Biological Psychologists
Psychologists who analyze the biological factors influencing behavior and mental processes.
Developmental Psychologists
Psychologists who seek to understand, describe, and explore how behavior and mental processes change over a lifetime.
Cognitive Psychologists
Psychologists who study the mental processes underlying judgment, decision making, problem solving, imagining, and other aspects of human thought or cognition. Also called experimental psychologists.

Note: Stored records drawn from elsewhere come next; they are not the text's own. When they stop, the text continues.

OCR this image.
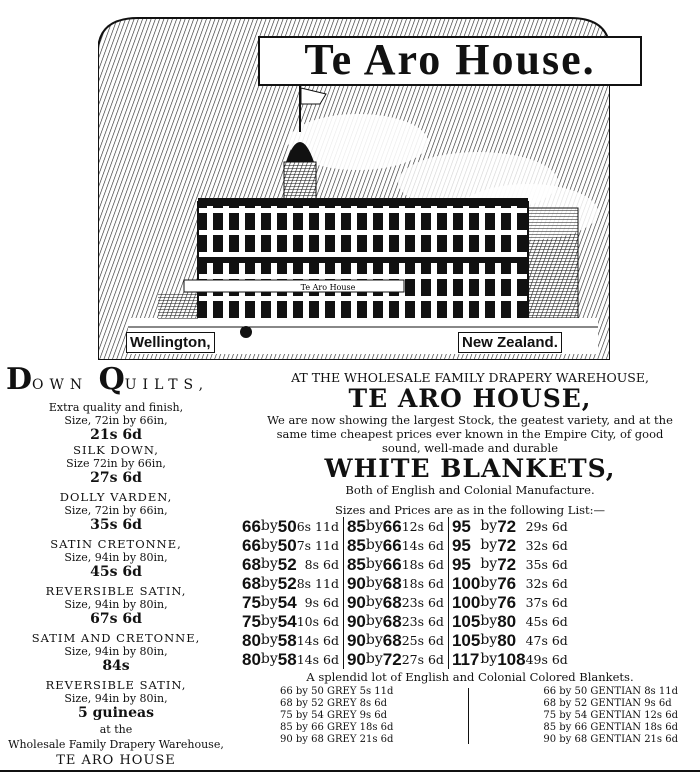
Te Aro House
Te Aro House.
Wellington,	New Zealand.
DOWN QUILTS,
Extra quality and finish,
Size, 72in by 66in,
21s 6d
SILK DOWN,
Size 72in by 66in,
27s 6d
DOLLY VARDEN,
Size, 72in by 66in,
35s 6d
SATIN CRETONNE,
Size, 94in by 80in,
45s 6d
REVERSIBLE SATIN,
Size, 94in by 80in,
67s 6d
SATIM AND CRETONNE,
Size, 94in by 80in,
84s
REVERSIBLE SATIN,
Size, 94in by 80in,
5 guineas
at the
Wholesale Family Drapery Warehouse,
TE ARO HOUSE
AT THE WHOLESALE FAMILY DRAPERY WAREHOUSE,
TE ARO HOUSE,
We are now showing the largest Stock, the geatest variety, and at the
same time cheapest prices ever known in the Empire City, of good
sound, well-made and durable
WHITE BLANKETS,
Both of English and Colonial Manufacture.
Sizes and Prices are as in the following List:—
66	by	50	6s 11d	85	by	66	12s 6d	95	by	72	29s 6d
66	by	50	7s 11d	85	by	66	14s 6d	95	by	72	32s 6d
68	by	52	8s 6d	85	by	66	18s 6d	95	by	72	35s 6d
68	by	52	8s 11d	90	by	68	18s 6d	100	by	76	32s 6d
75	by	54	9s 6d	90	by	68	23s 6d	100	by	76	37s 6d
75	by	54	10s 6d	90	by	68	23s 6d	105	by	80	45s 6d
80	by	58	14s 6d	90	by	68	25s 6d	105	by	80	47s 6d
80	by	58	14s 6d	90	by	72	27s 6d	117	by	108	49s 6d
A splendid lot of English and Colonial Colored Blankets.
66 by 50 GREY 5s 11d
68 by 52 GREY 8s 6d
75 by 54 GREY 9s 6d
85 by 66 GREY 18s 6d
90 by 68 GREY 21s 6d
66 by 50 GENTIAN 8s 11d
68 by 52 GENTIAN 9s 6d
75 by 54 GENTIAN 12s 6d
85 by 66 GENTIAN 18s 6d
90 by 68 GENTIAN 21s 6d
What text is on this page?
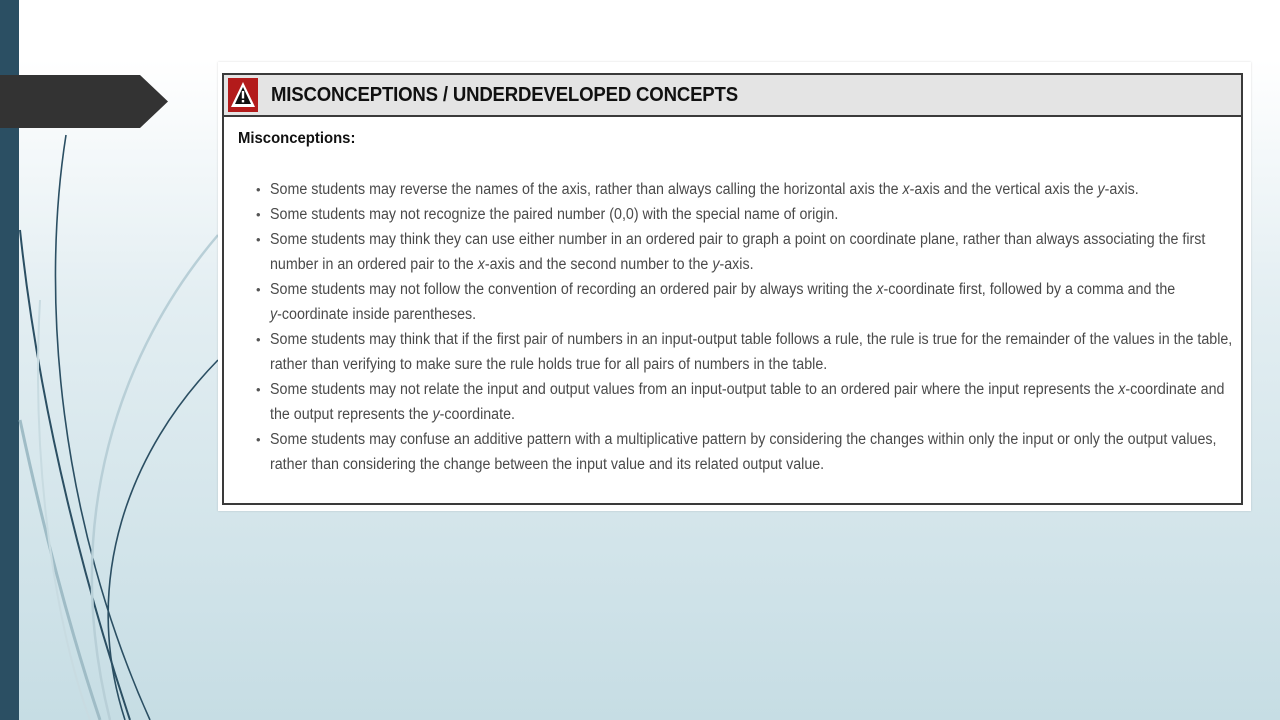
MISCONCEPTIONS / UNDERDEVELOPED CONCEPTS
Misconceptions:
• Some students may reverse the names of the axis, rather than always calling the horizontal axis the x-axis and the vertical axis the y-axis.
• Some students may not recognize the paired number (0,0) with the special name of origin.
• Some students may think they can use either number in an ordered pair to graph a point on coordinate plane, rather than always associating the first
number in an ordered pair to the x-axis and the second number to the y-axis.
• Some students may not follow the convention of recording an ordered pair by always writing the x-coordinate first, followed by a comma and the
y-coordinate inside parentheses.
• Some students may think that if the first pair of numbers in an input-output table follows a rule, the rule is true for the remainder of the values in the table,
rather than verifying to make sure the rule holds true for all pairs of numbers in the table.
• Some students may not relate the input and output values from an input-output table to an ordered pair where the input represents the x-coordinate and
the output represents the y-coordinate.
• Some students may confuse an additive pattern with a multiplicative pattern by considering the changes within only the input or only the output values,
rather than considering the change between the input value and its related output value.
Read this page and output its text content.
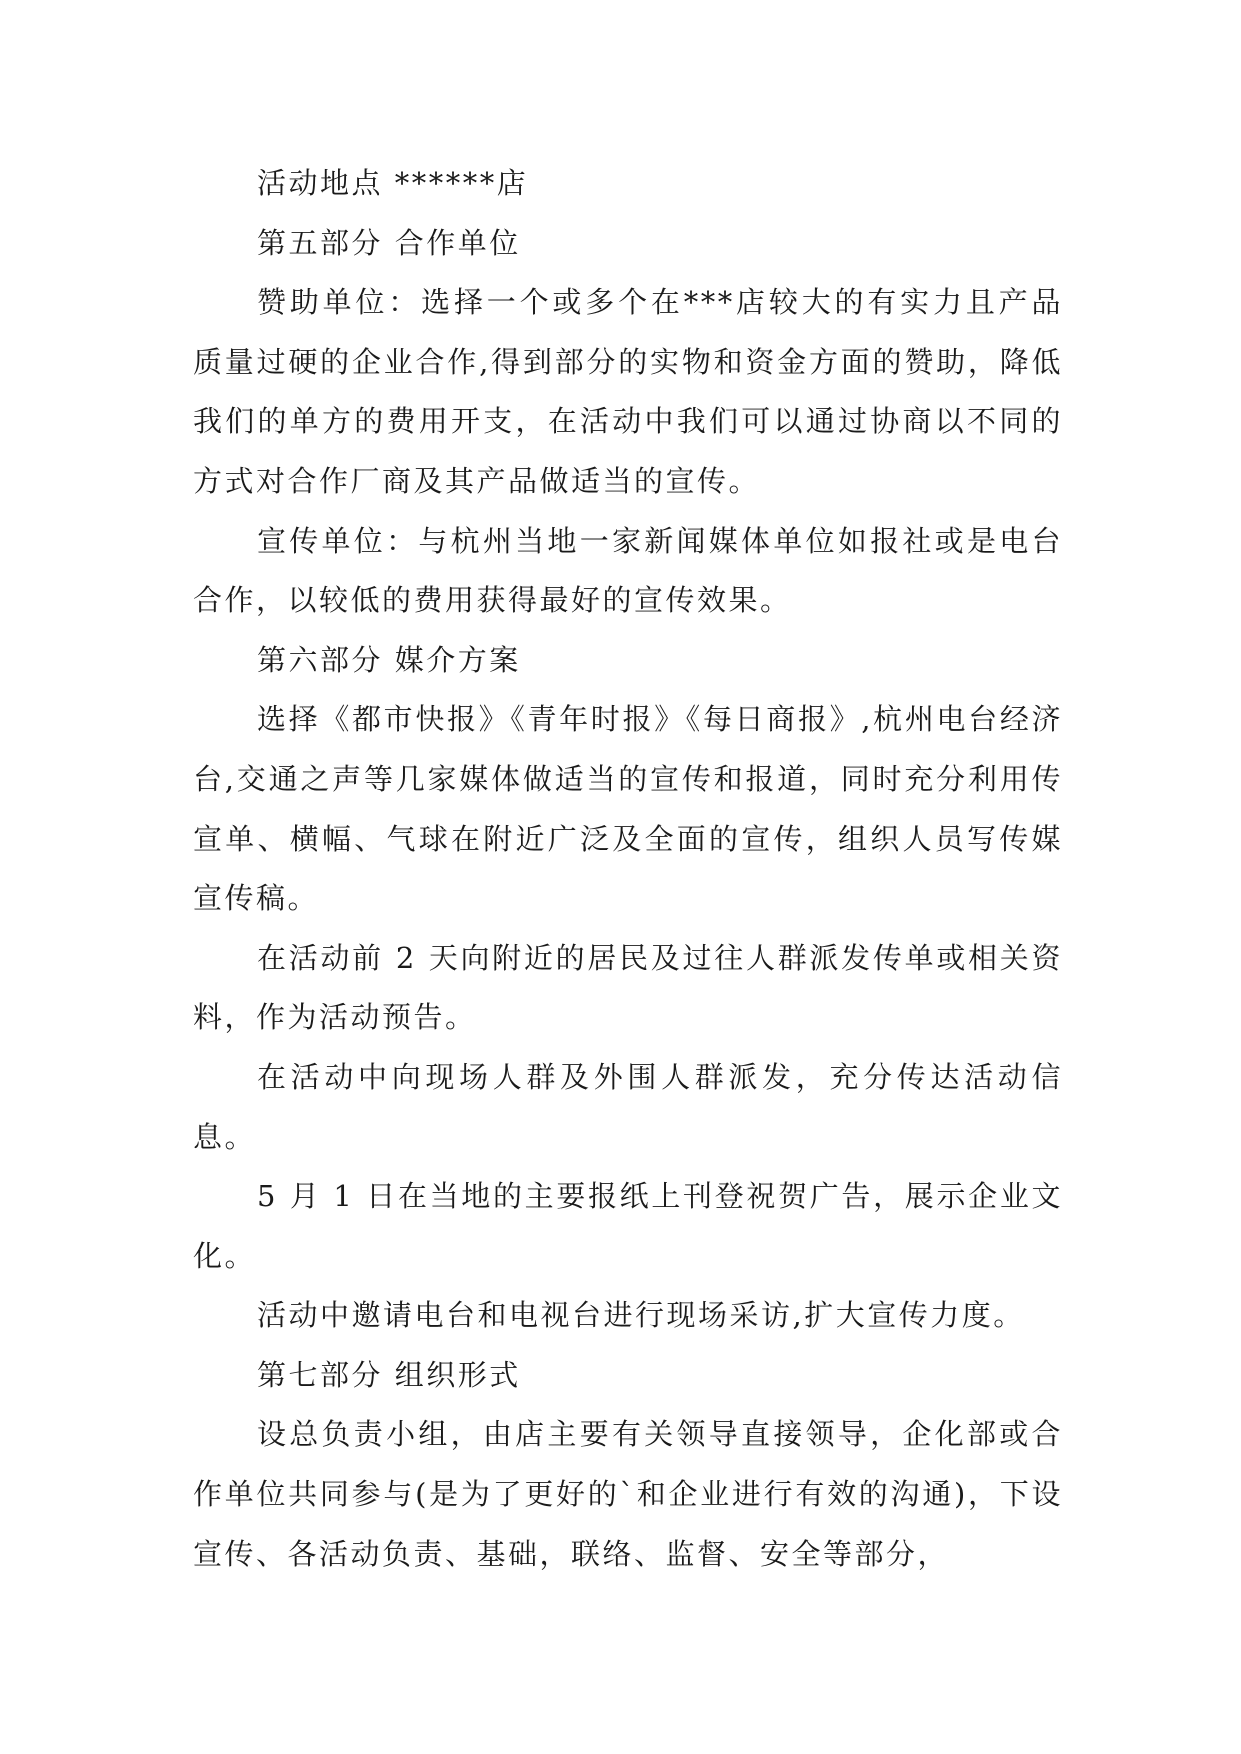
活动地点 ******店

第五部分 合作单位

赞助单位：选择一个或多个在***店较大的有实力且产品质量过硬的企业合作,得到部分的实物和资金方面的赞助，降低我们的单方的费用开支，在活动中我们可以通过协商以不同的方式对合作厂商及其产品做适当的宣传。

宣传单位：与杭州当地一家新闻媒体单位如报社或是电台合作，以较低的费用获得最好的宣传效果。

第六部分 媒介方案

选择《都市快报》《青年时报》《每日商报》,杭州电台经济台,交通之声等几家媒体做适当的宣传和报道，同时充分利用传宣单、横幅、气球在附近广泛及全面的宣传，组织人员写传媒宣传稿。

在活动前 2 天向附近的居民及过往人群派发传单或相关资料，作为活动预告。

在活动中向现场人群及外围人群派发，充分传达活动信息。

5 月 1 日在当地的主要报纸上刊登祝贺广告，展示企业文化。

活动中邀请电台和电视台进行现场采访,扩大宣传力度。

第七部分 组织形式

设总负责小组，由店主要有关领导直接领导，企化部或合作单位共同参与(是为了更好的`和企业进行有效的沟通)，下设宣传、各活动负责、基础，联络、监督、安全等部分，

Clinical And Counseling Psychologists
Psychologists who seek to assess, understand, and change abnormal behavior.
Educational Psychologists
Psychologists who study methods by which instructors teach and students learn and who apply their results to improving those methods
School Psychologists
Psychologists who test IQ's, diagnose students' academic problems, and set up programs to improve students' achievement
Forensic Psychologists
Psychologists who assist in jury selection, evaluate defendants mental competence to stand trial, and deal with other issues involving psychology and the law.
Psychodynamic Approach
A view developed by Freud that emphasizes the interplay of unconscious mental processes in determining human thought, feelings, and behavior.
Behavioral Approach
An approach to psychology emphasizing that human behavior is determined mainly by what a person has learned, especially from rewards and punishments.
Critical Thinking
The process of assessing claims and making judgments on the basis of well-supported evidence.
Hypothesis
In scientific research, a prediction stated as a specific, testable proposition about a phenomenon.
Variable
A factor or characteristic that is manipulated or measured in research
Theory
An integrated set of propositions that can be used to account for, predict, and even suggest ways of controlling certain phenomena
Naturalistic Observation
The process of watching without interfering as a phenomenon occurs in the natural environment.
Case Study
A research method involving the intensive examination of some phenomenon in a particular individual, group, or situation.
Survey
A research method that involves giving people questionnaires or special interviews designed to obtain descriptions of their attitudes, beliefs, opinions, and intentions.
Control Group
In an experiment, the group that receives no treatment or provides some other baseline against which to compare the performance or response of the experimental group.
Independent Variable
The variable manipulated by the researcher in an experiment.
Dependent Variable
In an experiment, the factor affected by the independent variable.
Placebo
A physical or psychological treatment that contains no active ingredient but produces an effect because the person receiving it believes it will.
Experimenter Bias
A confounding variable that occurs when an experimenter unintentionally encourages participants to respond in a way that supports the hypothesis.
Double-Blind Design
A research design in which neither the experimenter nor the participants know who is in the experimental group and who is in the control group.
Sampling
The process of selecting participants who are members of the population that the researcher wishes to study.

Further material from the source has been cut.